CanonicalForms is an R package for ensuring that data sets conform to an expected format.

Installation

You can install the development version of CanonicalForms from GitHub with:

# install.packages("devtools")
devtools::install_github("colin-fraser/CanonicalForms")

Basic Example

A CanonicalForm allows you to check whether a dataset conforms to an expected format. The following code creates a simple CanonicalForm object for the dataset cars, as well as a pair of copies of the dataset, one that conforms to the expected format and one that does not.

library(CanonicalForms)

cf <- canonical_form(
  object_class = "data.frame",
  col_names = c("speed", "dist"),
  col_classes = c("numeric", "numeric")
)

passing <- cars
failing <- cars |> 
  setNames(c("speed", "distance"))

passing |> 
  is_canonical(cf)  # checking whether `passing` corresponds to the form specified in cf

failing |> 
  is_canonical(cf)

Extracting and storing a `CanonicalForm`

It can be a little bit tedious to type out the full canonical schema in the way shown above, especially for datasets with a large number of columns. For this reason, there is an extract_canonical_form function which will use a dataset as a template to create a CanonicalForm object, as well as a to_r_code method that writes the boilerplate code for initializing a new CanonicalForm.

# the starwars dataset is a tibble with 14 columns
starwars <- dplyr::starwars
head(starwars)

# this uses the starwars dataset as a template to extract a CanonicalForm
cf <- extract_canonical_form(starwars)
to_r_code(cf) # and this writes the boilerplate R code to construct that form

Checking if a dataset is Canonical during transformations

Suppose I have a pipeline that does the following transformations to the starwars dataset.

library(dplyr)
starwars_small <- starwars |> 
  transmute(name, height, mass = as.integer(mass)) |> 
  rename_with(toupper)

swcf <- extract_canonical_form(starwars_small)
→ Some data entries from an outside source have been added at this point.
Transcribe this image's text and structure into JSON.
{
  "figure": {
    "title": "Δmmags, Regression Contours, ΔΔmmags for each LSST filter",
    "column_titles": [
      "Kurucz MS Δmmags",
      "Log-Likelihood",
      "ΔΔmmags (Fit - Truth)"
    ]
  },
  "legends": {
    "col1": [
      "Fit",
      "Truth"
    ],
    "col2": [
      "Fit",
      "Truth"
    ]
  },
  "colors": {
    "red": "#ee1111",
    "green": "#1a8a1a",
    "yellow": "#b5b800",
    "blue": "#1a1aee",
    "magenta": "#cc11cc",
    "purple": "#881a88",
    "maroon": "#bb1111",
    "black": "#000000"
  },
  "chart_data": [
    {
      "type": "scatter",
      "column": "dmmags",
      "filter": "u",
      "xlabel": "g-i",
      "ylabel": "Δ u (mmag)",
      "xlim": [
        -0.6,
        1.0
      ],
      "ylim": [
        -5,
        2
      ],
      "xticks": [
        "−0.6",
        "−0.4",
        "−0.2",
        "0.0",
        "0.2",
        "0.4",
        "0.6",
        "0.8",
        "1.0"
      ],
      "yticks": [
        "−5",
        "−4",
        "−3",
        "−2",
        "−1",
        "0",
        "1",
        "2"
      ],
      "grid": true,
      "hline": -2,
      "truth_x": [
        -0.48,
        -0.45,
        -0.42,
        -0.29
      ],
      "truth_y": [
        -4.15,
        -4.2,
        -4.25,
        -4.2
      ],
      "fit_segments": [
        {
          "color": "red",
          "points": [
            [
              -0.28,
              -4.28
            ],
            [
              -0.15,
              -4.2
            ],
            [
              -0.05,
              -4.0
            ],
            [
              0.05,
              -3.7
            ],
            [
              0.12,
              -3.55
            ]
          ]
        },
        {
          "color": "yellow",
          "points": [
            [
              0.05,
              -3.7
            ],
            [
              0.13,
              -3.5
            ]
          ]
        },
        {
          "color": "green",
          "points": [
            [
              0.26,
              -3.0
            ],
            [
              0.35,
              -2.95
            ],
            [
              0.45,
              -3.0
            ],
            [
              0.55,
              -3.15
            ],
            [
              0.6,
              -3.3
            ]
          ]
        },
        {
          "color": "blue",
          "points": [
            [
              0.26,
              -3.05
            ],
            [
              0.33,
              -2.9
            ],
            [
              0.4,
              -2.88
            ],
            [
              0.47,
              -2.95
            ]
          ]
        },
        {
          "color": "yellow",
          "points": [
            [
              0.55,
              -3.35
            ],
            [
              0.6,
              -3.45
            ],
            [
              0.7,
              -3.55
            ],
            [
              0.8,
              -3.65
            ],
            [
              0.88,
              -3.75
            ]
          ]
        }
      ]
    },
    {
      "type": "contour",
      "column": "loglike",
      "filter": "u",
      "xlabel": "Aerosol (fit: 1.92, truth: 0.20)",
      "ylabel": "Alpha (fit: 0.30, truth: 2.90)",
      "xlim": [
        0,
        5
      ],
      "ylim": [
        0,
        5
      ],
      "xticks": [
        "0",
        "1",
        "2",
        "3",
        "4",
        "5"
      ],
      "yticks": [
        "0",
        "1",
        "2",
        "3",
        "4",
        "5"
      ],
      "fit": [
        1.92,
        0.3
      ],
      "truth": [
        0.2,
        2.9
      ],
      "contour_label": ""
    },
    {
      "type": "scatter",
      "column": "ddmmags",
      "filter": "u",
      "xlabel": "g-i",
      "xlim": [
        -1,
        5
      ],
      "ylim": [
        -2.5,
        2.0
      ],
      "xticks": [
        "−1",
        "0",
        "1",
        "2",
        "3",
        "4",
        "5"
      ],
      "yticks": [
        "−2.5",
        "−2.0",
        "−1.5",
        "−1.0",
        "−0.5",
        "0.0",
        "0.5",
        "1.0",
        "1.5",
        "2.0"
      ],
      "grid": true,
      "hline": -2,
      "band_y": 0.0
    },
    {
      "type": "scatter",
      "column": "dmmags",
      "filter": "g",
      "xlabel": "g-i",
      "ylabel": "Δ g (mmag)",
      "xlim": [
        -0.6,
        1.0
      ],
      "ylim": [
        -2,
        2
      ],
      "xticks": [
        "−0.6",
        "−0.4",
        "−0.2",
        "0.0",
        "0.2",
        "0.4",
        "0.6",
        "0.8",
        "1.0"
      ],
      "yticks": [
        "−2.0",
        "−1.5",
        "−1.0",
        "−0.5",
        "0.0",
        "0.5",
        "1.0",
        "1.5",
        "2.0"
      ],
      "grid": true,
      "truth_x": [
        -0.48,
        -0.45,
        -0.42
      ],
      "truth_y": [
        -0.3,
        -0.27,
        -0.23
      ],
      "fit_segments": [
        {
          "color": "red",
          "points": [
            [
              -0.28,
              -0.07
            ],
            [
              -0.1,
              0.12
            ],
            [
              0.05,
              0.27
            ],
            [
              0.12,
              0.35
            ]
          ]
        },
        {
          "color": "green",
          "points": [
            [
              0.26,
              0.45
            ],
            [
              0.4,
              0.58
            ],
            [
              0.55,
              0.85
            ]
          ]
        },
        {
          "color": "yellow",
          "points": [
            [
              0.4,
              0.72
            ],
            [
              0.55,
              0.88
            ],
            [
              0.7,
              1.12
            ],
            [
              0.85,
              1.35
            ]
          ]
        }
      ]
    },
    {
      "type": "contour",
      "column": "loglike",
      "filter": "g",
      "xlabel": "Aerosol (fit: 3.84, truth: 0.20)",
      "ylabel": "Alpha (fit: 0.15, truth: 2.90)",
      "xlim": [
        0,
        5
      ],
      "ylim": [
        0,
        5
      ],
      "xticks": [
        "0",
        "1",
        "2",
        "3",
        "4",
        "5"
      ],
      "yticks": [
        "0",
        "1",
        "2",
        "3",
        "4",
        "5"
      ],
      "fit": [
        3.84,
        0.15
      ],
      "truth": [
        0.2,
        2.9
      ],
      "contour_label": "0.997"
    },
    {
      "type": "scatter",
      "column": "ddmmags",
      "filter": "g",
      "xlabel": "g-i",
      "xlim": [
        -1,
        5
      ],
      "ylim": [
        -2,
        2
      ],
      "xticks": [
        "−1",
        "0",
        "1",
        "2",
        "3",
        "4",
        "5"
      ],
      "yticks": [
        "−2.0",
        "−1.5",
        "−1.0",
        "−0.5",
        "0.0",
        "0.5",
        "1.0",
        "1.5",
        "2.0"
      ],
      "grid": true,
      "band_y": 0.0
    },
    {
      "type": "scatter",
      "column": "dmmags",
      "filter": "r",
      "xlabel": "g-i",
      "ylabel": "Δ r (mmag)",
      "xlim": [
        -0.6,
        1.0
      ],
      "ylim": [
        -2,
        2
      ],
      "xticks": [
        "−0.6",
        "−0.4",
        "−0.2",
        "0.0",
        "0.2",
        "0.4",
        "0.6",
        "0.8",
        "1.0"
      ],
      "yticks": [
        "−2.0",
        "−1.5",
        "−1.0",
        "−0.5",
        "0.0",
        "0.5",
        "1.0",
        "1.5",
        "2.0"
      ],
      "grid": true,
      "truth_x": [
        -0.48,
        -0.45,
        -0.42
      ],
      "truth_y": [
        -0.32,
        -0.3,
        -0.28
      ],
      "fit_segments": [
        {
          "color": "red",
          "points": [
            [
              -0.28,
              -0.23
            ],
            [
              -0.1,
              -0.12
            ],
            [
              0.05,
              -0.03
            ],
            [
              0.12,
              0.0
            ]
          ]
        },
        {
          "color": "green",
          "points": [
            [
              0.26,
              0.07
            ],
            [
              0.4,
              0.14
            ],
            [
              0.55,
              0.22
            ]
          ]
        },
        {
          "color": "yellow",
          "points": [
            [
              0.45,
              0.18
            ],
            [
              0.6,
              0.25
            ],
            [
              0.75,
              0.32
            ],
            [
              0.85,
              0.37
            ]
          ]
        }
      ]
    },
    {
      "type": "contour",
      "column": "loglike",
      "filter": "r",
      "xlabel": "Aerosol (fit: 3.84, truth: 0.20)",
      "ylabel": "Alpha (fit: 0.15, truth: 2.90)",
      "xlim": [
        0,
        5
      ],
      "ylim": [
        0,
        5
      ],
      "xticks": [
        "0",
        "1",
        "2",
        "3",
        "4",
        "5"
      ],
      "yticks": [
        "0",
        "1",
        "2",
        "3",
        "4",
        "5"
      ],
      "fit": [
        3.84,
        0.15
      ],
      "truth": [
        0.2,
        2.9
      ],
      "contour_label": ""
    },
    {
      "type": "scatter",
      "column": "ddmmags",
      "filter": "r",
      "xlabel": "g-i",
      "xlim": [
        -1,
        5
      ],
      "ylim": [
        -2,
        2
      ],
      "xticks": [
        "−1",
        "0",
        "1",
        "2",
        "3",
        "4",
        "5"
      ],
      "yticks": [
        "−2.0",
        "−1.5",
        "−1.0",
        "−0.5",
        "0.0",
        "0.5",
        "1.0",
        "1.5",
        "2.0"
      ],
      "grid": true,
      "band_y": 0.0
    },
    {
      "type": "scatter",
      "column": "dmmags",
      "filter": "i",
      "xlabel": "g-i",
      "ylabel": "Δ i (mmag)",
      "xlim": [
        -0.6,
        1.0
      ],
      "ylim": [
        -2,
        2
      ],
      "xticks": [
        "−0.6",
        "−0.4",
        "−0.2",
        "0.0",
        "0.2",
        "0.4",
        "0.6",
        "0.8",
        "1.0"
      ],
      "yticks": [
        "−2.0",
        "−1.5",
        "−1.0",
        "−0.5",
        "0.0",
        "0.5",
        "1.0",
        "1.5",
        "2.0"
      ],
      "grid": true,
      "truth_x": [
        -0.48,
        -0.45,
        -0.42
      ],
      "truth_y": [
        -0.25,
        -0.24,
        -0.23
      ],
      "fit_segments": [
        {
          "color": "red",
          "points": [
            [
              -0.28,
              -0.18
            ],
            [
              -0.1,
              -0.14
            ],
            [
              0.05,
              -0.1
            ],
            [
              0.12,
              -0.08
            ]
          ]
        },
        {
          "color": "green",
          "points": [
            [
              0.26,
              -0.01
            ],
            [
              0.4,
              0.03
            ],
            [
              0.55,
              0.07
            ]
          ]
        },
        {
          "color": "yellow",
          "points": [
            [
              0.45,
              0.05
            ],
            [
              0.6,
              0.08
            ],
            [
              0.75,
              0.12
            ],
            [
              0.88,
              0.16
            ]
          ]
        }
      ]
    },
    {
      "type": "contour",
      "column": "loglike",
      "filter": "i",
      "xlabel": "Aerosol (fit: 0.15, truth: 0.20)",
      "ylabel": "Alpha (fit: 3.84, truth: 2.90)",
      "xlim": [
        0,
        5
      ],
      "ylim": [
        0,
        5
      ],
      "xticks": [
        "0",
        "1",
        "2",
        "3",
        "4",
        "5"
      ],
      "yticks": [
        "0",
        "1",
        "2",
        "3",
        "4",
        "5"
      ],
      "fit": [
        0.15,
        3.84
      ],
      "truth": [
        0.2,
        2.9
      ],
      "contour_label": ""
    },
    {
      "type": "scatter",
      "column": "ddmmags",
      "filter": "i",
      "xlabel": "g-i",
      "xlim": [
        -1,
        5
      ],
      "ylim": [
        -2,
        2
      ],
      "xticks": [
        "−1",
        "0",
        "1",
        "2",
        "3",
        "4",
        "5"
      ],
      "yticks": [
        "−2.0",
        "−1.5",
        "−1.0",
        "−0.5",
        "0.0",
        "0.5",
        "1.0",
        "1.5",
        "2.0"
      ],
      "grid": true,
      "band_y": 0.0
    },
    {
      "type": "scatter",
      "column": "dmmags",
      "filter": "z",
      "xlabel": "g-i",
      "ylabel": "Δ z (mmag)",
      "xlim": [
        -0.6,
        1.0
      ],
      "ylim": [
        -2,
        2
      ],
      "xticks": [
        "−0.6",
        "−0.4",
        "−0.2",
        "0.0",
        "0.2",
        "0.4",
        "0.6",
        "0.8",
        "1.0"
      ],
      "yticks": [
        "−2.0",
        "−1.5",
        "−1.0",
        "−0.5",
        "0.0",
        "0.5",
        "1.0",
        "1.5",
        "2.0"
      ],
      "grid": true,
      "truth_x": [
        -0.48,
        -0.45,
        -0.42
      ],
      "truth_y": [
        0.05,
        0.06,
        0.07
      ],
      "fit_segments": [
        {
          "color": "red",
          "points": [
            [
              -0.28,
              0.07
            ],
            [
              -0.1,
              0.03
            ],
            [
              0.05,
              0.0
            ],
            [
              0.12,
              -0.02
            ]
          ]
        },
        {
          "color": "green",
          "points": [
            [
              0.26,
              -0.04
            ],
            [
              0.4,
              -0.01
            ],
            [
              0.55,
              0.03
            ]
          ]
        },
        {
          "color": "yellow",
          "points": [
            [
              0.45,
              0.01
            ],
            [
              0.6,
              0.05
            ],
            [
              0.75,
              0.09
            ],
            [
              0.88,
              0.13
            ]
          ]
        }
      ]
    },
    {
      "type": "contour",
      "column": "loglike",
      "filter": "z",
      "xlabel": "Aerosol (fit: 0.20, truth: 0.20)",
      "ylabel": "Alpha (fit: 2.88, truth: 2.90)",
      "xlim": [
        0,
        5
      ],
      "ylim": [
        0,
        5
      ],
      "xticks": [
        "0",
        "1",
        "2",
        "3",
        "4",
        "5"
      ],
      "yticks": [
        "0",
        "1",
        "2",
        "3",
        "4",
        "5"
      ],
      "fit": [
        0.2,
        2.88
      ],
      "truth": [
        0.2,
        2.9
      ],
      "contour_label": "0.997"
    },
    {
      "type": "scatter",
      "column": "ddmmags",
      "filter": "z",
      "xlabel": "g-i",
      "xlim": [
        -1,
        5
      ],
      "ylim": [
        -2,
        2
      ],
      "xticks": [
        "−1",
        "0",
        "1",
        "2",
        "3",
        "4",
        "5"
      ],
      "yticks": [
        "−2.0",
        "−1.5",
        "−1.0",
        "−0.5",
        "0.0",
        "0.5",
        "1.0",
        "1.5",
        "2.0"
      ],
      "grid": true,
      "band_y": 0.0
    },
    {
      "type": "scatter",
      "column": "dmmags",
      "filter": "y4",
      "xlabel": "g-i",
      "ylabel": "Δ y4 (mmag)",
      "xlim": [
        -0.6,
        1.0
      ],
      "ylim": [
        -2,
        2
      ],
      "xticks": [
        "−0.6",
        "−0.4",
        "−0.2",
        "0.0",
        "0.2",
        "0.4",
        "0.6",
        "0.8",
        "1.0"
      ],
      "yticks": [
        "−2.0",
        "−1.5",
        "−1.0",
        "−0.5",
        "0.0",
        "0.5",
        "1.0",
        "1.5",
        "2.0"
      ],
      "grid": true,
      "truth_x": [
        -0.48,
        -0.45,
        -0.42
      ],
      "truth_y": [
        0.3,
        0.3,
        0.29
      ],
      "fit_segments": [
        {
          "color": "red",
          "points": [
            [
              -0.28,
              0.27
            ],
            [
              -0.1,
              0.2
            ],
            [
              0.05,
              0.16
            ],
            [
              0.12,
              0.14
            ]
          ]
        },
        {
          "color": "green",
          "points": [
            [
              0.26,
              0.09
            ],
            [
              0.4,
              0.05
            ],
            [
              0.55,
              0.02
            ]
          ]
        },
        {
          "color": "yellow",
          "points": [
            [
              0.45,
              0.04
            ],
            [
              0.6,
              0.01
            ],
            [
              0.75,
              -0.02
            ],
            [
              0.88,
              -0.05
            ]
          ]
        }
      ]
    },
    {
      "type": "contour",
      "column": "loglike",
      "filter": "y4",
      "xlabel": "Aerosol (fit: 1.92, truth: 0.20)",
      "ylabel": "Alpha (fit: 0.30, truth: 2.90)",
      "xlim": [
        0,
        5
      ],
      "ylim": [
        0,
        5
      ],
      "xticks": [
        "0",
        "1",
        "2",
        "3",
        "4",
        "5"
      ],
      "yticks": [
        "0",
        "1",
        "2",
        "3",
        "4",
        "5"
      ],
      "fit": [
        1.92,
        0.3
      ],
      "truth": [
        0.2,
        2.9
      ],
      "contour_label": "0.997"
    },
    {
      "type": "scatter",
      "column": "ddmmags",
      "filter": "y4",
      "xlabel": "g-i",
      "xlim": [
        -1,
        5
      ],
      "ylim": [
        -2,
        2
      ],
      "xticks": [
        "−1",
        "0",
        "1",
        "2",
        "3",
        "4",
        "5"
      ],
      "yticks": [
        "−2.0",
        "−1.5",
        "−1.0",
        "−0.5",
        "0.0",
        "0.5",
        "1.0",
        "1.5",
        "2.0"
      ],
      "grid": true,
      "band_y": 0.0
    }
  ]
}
Now I have another script where I'm trying performing the same transformations. I can add a call to check_canonical at the end of the transformations to make sure that the pipeline does what I expect. check_canonical returns its input, but will raise a warning if the checks fail.

starwars_small_2 <- starwars |> 
  select(name, height, mass) |> 
  check_canonical(swcf)

You can also set it to raise an exception rather than a warning.

starwars_small_2 <- starwars |> 
  select(NAME = name, HEIGHT = height, MASS = mass) |> 
  check_canonical(swcf, behavior = 'stop')

If the pipeline returns the expected format, nothing visible will happen.

starwars_small_2 <- starwars |> 
  transmute(NAME = name, HEIGHT = height, MASS = as.integer(mass)) |> 
  check_canonical(swcf, behavior = 'stop')
head(starwars_small_2)

Adding more checks

By default, a newly created CanonicalForm objects have three checks: they'll check that the type of dataset matches, the column names match, and the column types match. The package also provides other checks that can be run with is_canonical and check_canonical, and it's easy to write custom checks and add those as well.

# passing example
swcf2 <- swcf |> 
  add_checks(
    # check that no NAME values are NA:
    no_nas = check_no_nas(cols = c('NAME')),  
    # check that HEIGHT and MASS are greater than 0:
    positive_values = check_greater_than(HEIGHT = 0,MASS = 0)
    )

starwars_small |> 
  check_canonical(swcf2)

# failing example
swcf3 <- swcf |> 
  add_checks(no_nas = check_no_nas(c("NAME", "HEIGHT", "MASS")),
             min_values = check_greater_than(HEIGHT = 1000, MASS = 0))

starwars_small |> 
  check_canonical(swcf3)